Why so unlikely? Danny’s father, Reb Saunders (Rick Foucheux) is the tzaddick, the spiritual leader of a Hasidic sect that considers even observant Jews as heretics. Reuven’s father, David (Ed Gero), is a writer and a Zionist. The creation of a secular Jewish state is anathema to the Hasidic community.

Danny’s future is predetermined—he is “the chosen,” meant to follow his father as the tzaddick. Reuven has options. Both boys grow up in households dedicated to study. But Reb Saunders doesn’t speak to his son unless it’s to discuss passages from the holy books. The silence drives Danny inward to the spiritual exploration his father hopes to inspire in him. But it also drives him outward to explore the literature and ideas of the wider world his father distrusts and despises.

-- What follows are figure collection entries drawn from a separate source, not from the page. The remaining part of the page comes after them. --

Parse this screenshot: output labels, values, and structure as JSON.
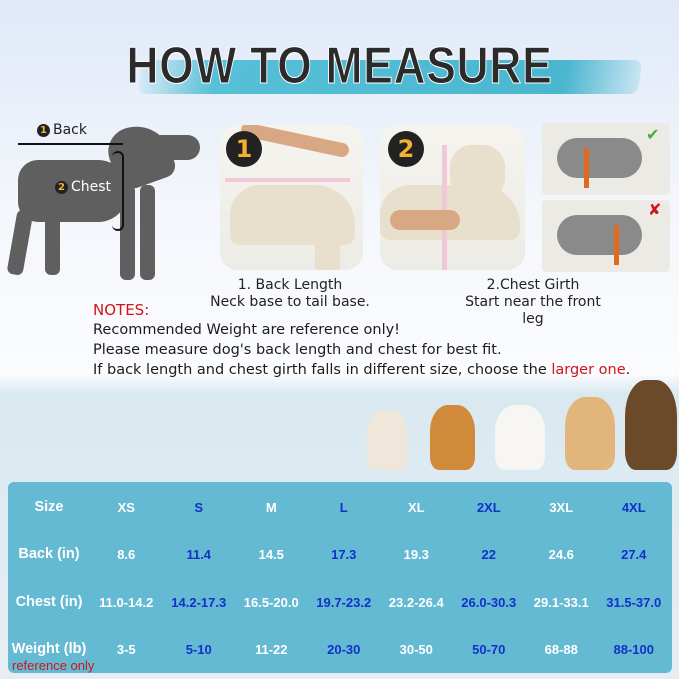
{
  "title": "HOW TO MEASURE",
  "diagram": {
    "back_num": "1",
    "back_label": "Back",
    "chest_num": "2",
    "chest_label": "Chest"
  },
  "steps": [
    {
      "badge": "1",
      "title": "1. Back Length",
      "desc": "Neck base to tail base."
    },
    {
      "badge": "2",
      "title": "2.Chest Girth",
      "desc": "Start near the front leg"
    }
  ],
  "examples": [
    {
      "icon": "check-icon",
      "color": "#3cb043"
    },
    {
      "icon": "cross-icon",
      "color": "#d0141a"
    }
  ],
  "notes": {
    "heading": "NOTES:",
    "lines": [
      "Recommended Weight are reference only!",
      "Please measure dog's back length and chest for best fit."
    ],
    "line3_prefix": "If back length and chest girth falls in different size, choose the ",
    "line3_highlight": "larger one",
    "line3_suffix": "."
  },
  "table": {
    "rows": [
      {
        "header": "Size",
        "cells": [
          "XS",
          "S",
          "M",
          "L",
          "XL",
          "2XL",
          "3XL",
          "4XL"
        ]
      },
      {
        "header": "Back  (in)",
        "cells": [
          "8.6",
          "11.4",
          "14.5",
          "17.3",
          "19.3",
          "22",
          "24.6",
          "27.4"
        ]
      },
      {
        "header": "Chest  (in)",
        "cells": [
          "11.0-14.2",
          "14.2-17.3",
          "16.5-20.0",
          "19.7-23.2",
          "23.2-26.4",
          "26.0-30.3",
          "29.1-33.1",
          "31.5-37.0"
        ]
      },
      {
        "header": "Weight  (lb)",
        "cells": [
          "3-5",
          "5-10",
          "11-22",
          "20-30",
          "30-50",
          "50-70",
          "68-88",
          "88-100"
        ]
      }
    ],
    "footnote": "reference only",
    "colors": {
      "background": "#64b9d3",
      "white_text": "#ffffff",
      "blue_text": "#1232c8"
    }
  }
}
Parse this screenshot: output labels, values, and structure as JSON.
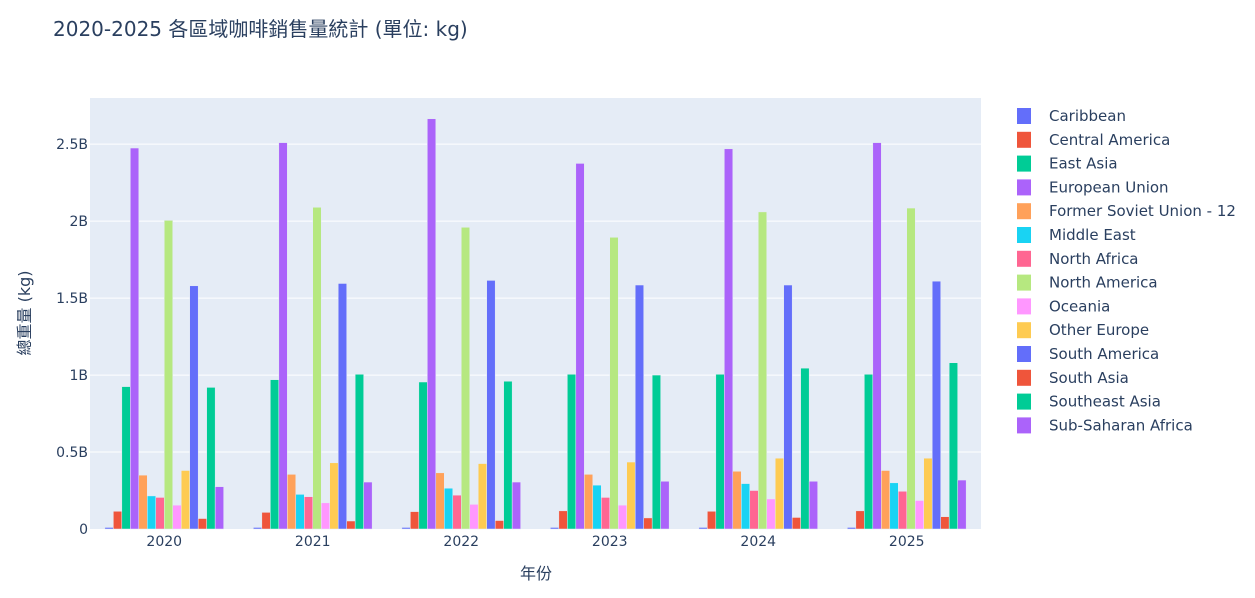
{
  "chart_data": {
    "type": "bar",
    "title": "2020-2025 各區域咖啡銷售量統計 (單位: kg)",
    "xlabel": "年份",
    "ylabel": "總重量 (kg)",
    "categories": [
      "2020",
      "2021",
      "2022",
      "2023",
      "2024",
      "2025"
    ],
    "ylim": [
      0,
      2800000000
    ],
    "yticks": [
      {
        "value": 0,
        "label": "0"
      },
      {
        "value": 500000000,
        "label": "0.5B"
      },
      {
        "value": 1000000000,
        "label": "1B"
      },
      {
        "value": 1500000000,
        "label": "1.5B"
      },
      {
        "value": 2000000000,
        "label": "2B"
      },
      {
        "value": 2500000000,
        "label": "2.5B"
      }
    ],
    "grid": true,
    "legend_position": "right",
    "plot_background": "#e5ecf6",
    "series": [
      {
        "name": "Caribbean",
        "color": "#636efa",
        "values": [
          10000000,
          10000000,
          10000000,
          10000000,
          10000000,
          10000000
        ]
      },
      {
        "name": "Central America",
        "color": "#EF553B",
        "values": [
          115000000,
          108000000,
          113000000,
          118000000,
          115000000,
          118000000
        ]
      },
      {
        "name": "East Asia",
        "color": "#00cc96",
        "values": [
          925000000,
          970000000,
          955000000,
          1005000000,
          1005000000,
          1005000000
        ]
      },
      {
        "name": "European Union",
        "color": "#ab63fa",
        "values": [
          2475000000,
          2510000000,
          2665000000,
          2375000000,
          2470000000,
          2510000000
        ]
      },
      {
        "name": "Former Soviet Union - 12",
        "color": "#FFA15A",
        "values": [
          350000000,
          355000000,
          365000000,
          355000000,
          375000000,
          380000000
        ]
      },
      {
        "name": "Middle East",
        "color": "#19d3f3",
        "values": [
          215000000,
          225000000,
          265000000,
          285000000,
          295000000,
          300000000
        ]
      },
      {
        "name": "North Africa",
        "color": "#FF6692",
        "values": [
          205000000,
          210000000,
          220000000,
          205000000,
          250000000,
          245000000
        ]
      },
      {
        "name": "North America",
        "color": "#B6E880",
        "values": [
          2005000000,
          2090000000,
          1960000000,
          1895000000,
          2060000000,
          2085000000
        ]
      },
      {
        "name": "Oceania",
        "color": "#FF97FF",
        "values": [
          155000000,
          170000000,
          160000000,
          155000000,
          195000000,
          185000000
        ]
      },
      {
        "name": "Other Europe",
        "color": "#FECB52",
        "values": [
          380000000,
          430000000,
          425000000,
          435000000,
          460000000,
          460000000
        ]
      },
      {
        "name": "South America",
        "color": "#636efa",
        "values": [
          1580000000,
          1595000000,
          1615000000,
          1585000000,
          1585000000,
          1610000000
        ]
      },
      {
        "name": "South Asia",
        "color": "#EF553B",
        "values": [
          68000000,
          52000000,
          55000000,
          72000000,
          75000000,
          80000000
        ]
      },
      {
        "name": "Southeast Asia",
        "color": "#00cc96",
        "values": [
          920000000,
          1005000000,
          960000000,
          1000000000,
          1045000000,
          1080000000
        ]
      },
      {
        "name": "Sub-Saharan Africa",
        "color": "#ab63fa",
        "values": [
          275000000,
          305000000,
          305000000,
          310000000,
          310000000,
          318000000
        ]
      }
    ]
  }
}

The fathers are played by two of Washington’s most accomplished actors. Both do a fine job. Gero has the easier task. Foucheux’s Reb Saunders expresses himself only on the pulpit. So does Aaron Davidson, who plays the older Reuven, the de facto narrator throughout.

But the pros are often blown away by the two young actors playing Danny and young Reuven. Morgan is brilliant as the passionate young Danny, torn between intellectual curiosity and religious loyalty. Thompson is his perfect foil, the all-American boy baffled by Danny’s world and questioning his own destiny.

The Chosen
is wonderfully evocative of a time and place, but the strength of Potok’s work lies in its universality. The Hasidim and the other Jews in Brooklyn in the 1940s could be the Sunnis and the Shiites today. And the conflicts between generations—particularly generations bridging chasms between an old country and a new one—aren’t limited by culture or geography. But writer/director Aaron Posner wisely retains the pure ethnicity of Potok’s piece with evocative music, period costumes, and authentic accents. The action is slow at times, but it’s hard to ask characters arguing the fine points of scripture to pick up the pace.

The only problem for me was the theater itself. This is an intimate story, and the Fichandler Theater at Arena Stage feels too vast for it. Theater in the round is challenging for any director. Posner doesn’t quite master it. There are whole scenes where we see only the back of an actor’s head. It made me long for the intimacy of Theatre J’s home stage.

That said, I urge Washington audiences to choose The Chosen. It was a wonderful play with amazing performances by young men who will be stars.

The Chosen is at Arena Stage through March 27. Tickets ($60) are available at Arena Stage’s Web site.